Recently he took part in a program on national television wherein he explained the Neapolitan 18th-century style of cooking: Bourbon cuisine, the inventive, French-influenced dishes that flourished under the ruling Bourbons, some of which went on to become synonymous with the region. And, in fact, one of the dishes on the menu at Il Ristorantino dell’Avvocato is rice sartù, a rich timbale from that period stuffed with rice and earthy elements (livers, boiled eggs, peas, ham). It’s one of the very few Neapolitan recipes to feature rice.
While the rice sartù is beautiful, as well as the baccalà (salt cod) in all its variants (creamed, fried or roasted on polenta), our advice is to order the tasting menu: “I thought to offer this menu mainly to welcome foreign guests, who always seem to be undecided on what to order,” says Raffaele. “I always like to offer baccalà cod, which is an important part of the history of Neapolitan gastronomy, as part of the menu.”

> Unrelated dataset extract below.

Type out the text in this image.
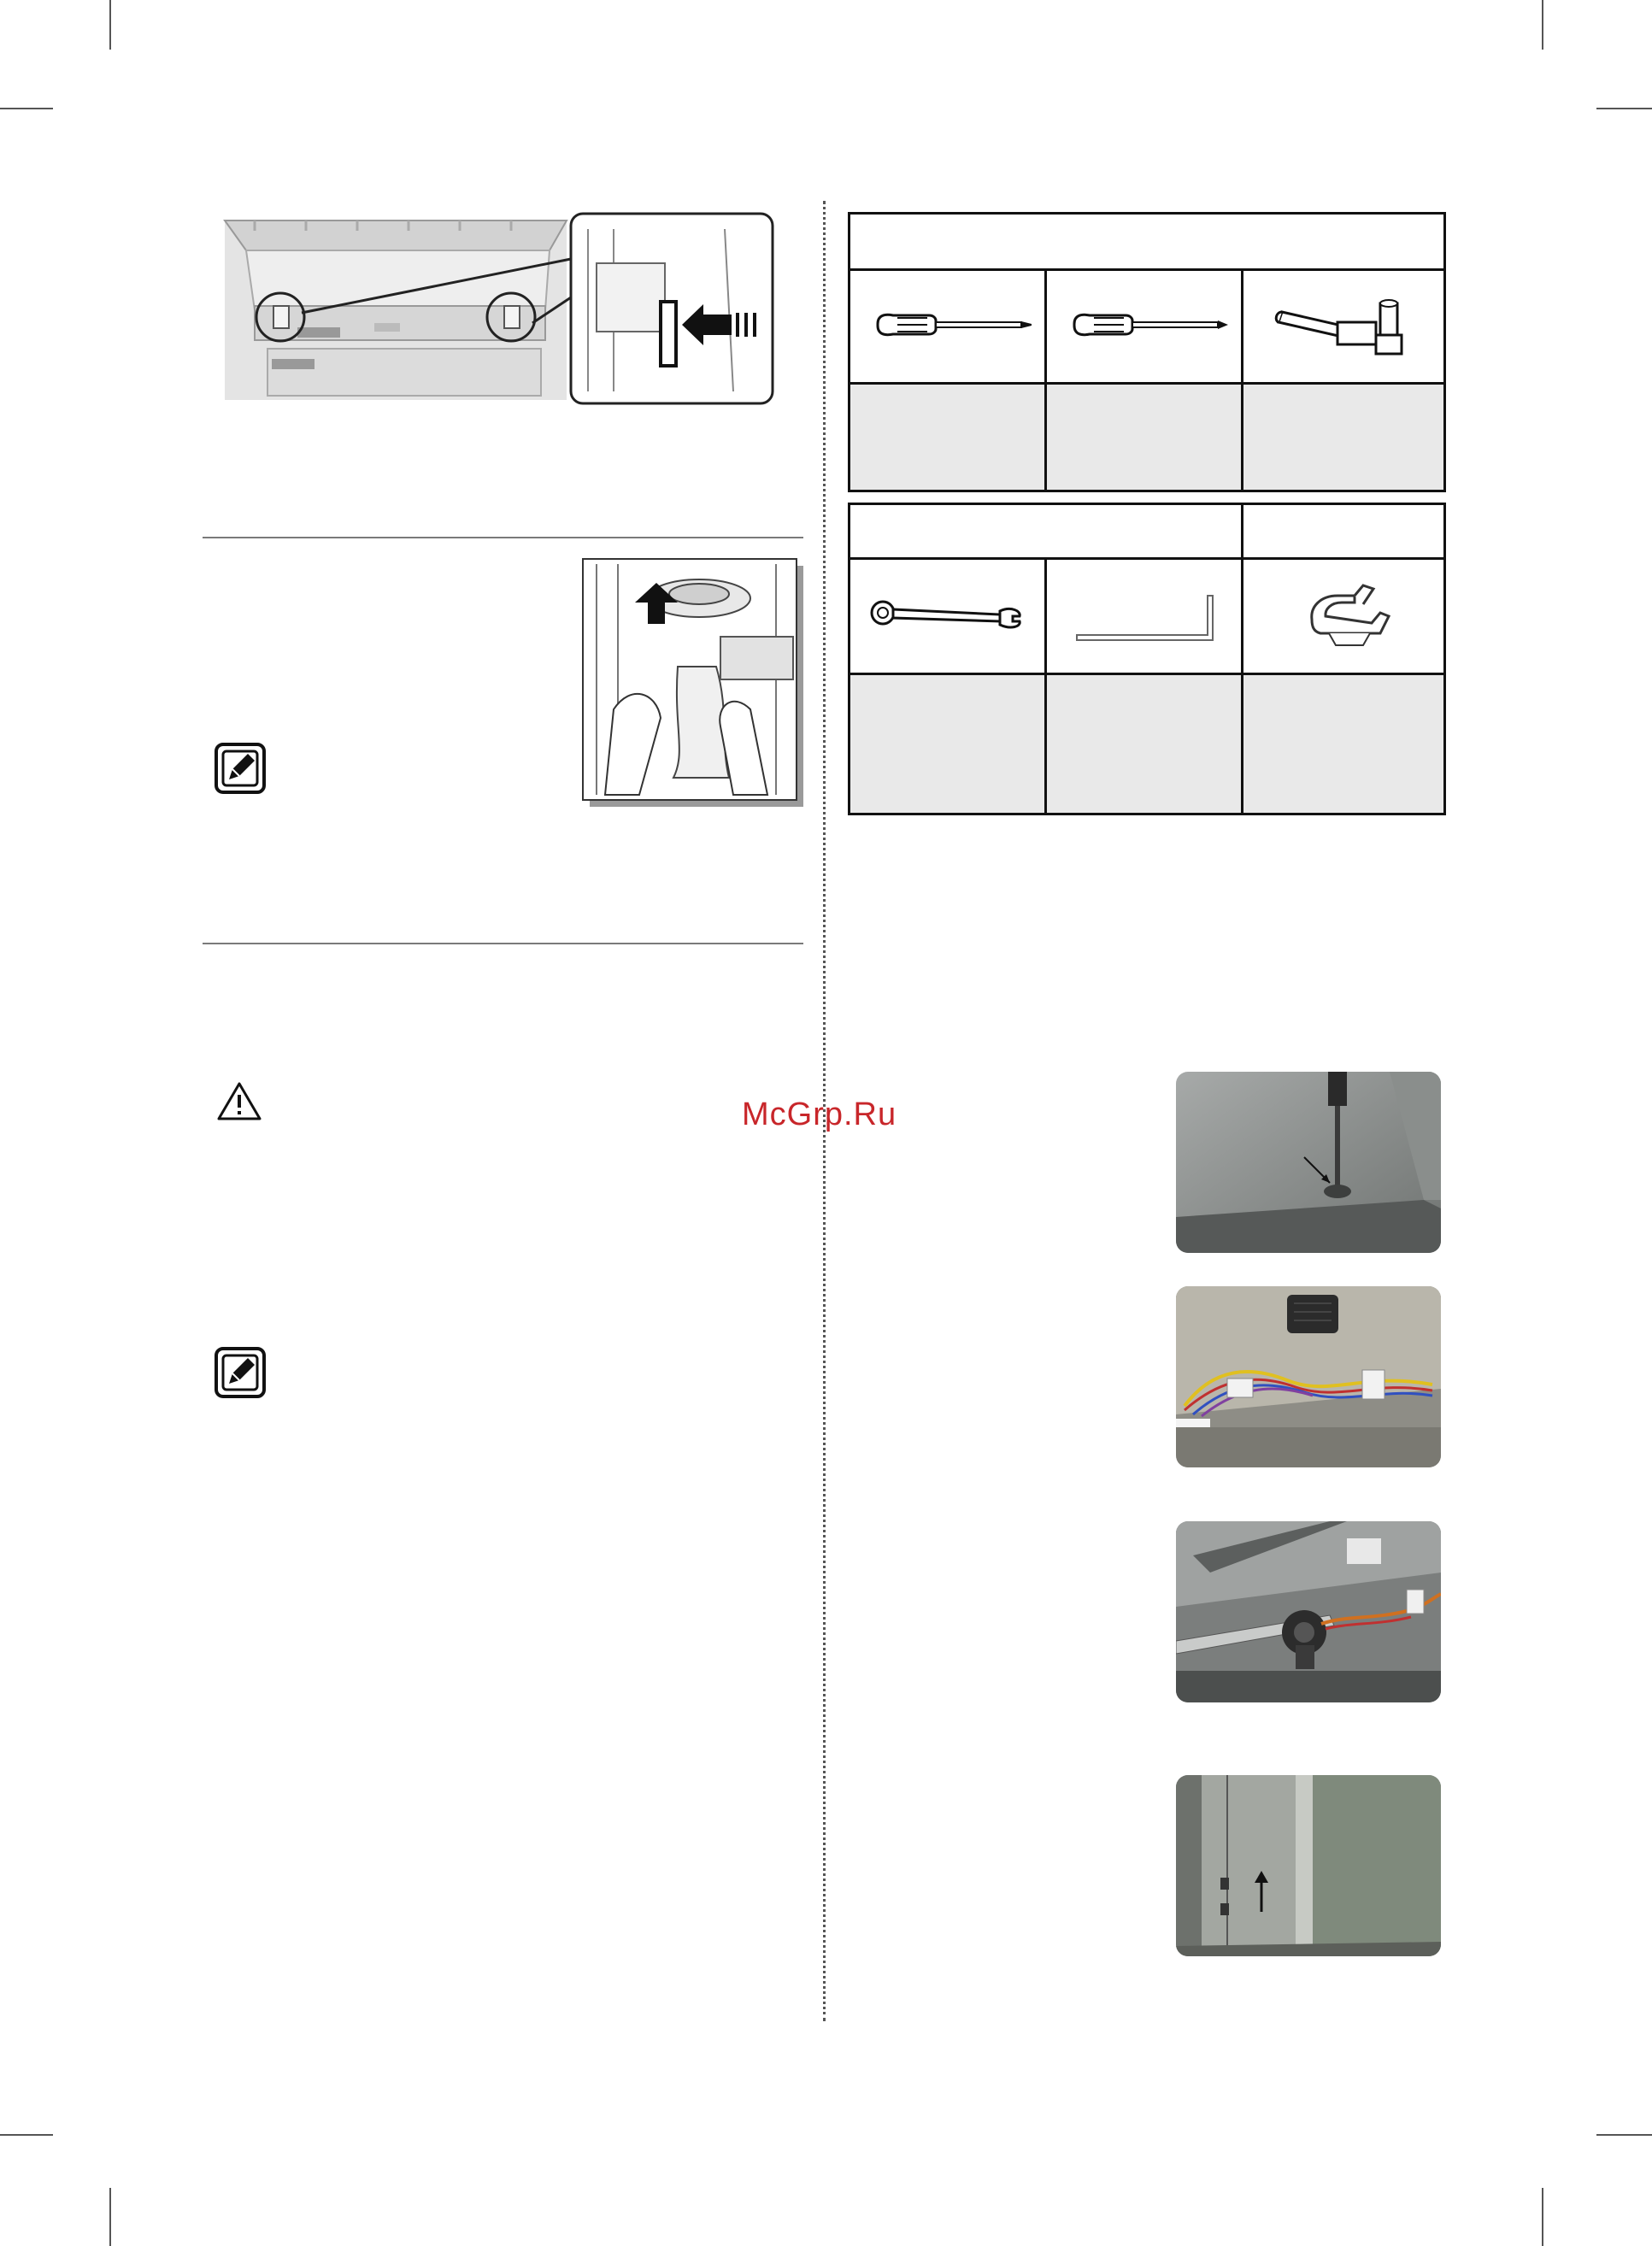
McGrp.Ru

The menu then continues with broken candele pasta in Genovese sauce “which I make with three meats and three onions,” adds Raffaele. And then another fried fish, “always fresh.”
It ends with the king of Neapolitan pastry: the babà al rum. All at a reasonable price, showing a value for money that has no equal in the city.
“I love to suggest my tasting menu, because in some way it represents me – philosophically, it describes the path that I followed as a chef and allows the person to taste the various characteristics of my cuisine, the dishes that I care about most,” says Raffaele, who it turns out is not just a lawyer and a cook but also a philosopher.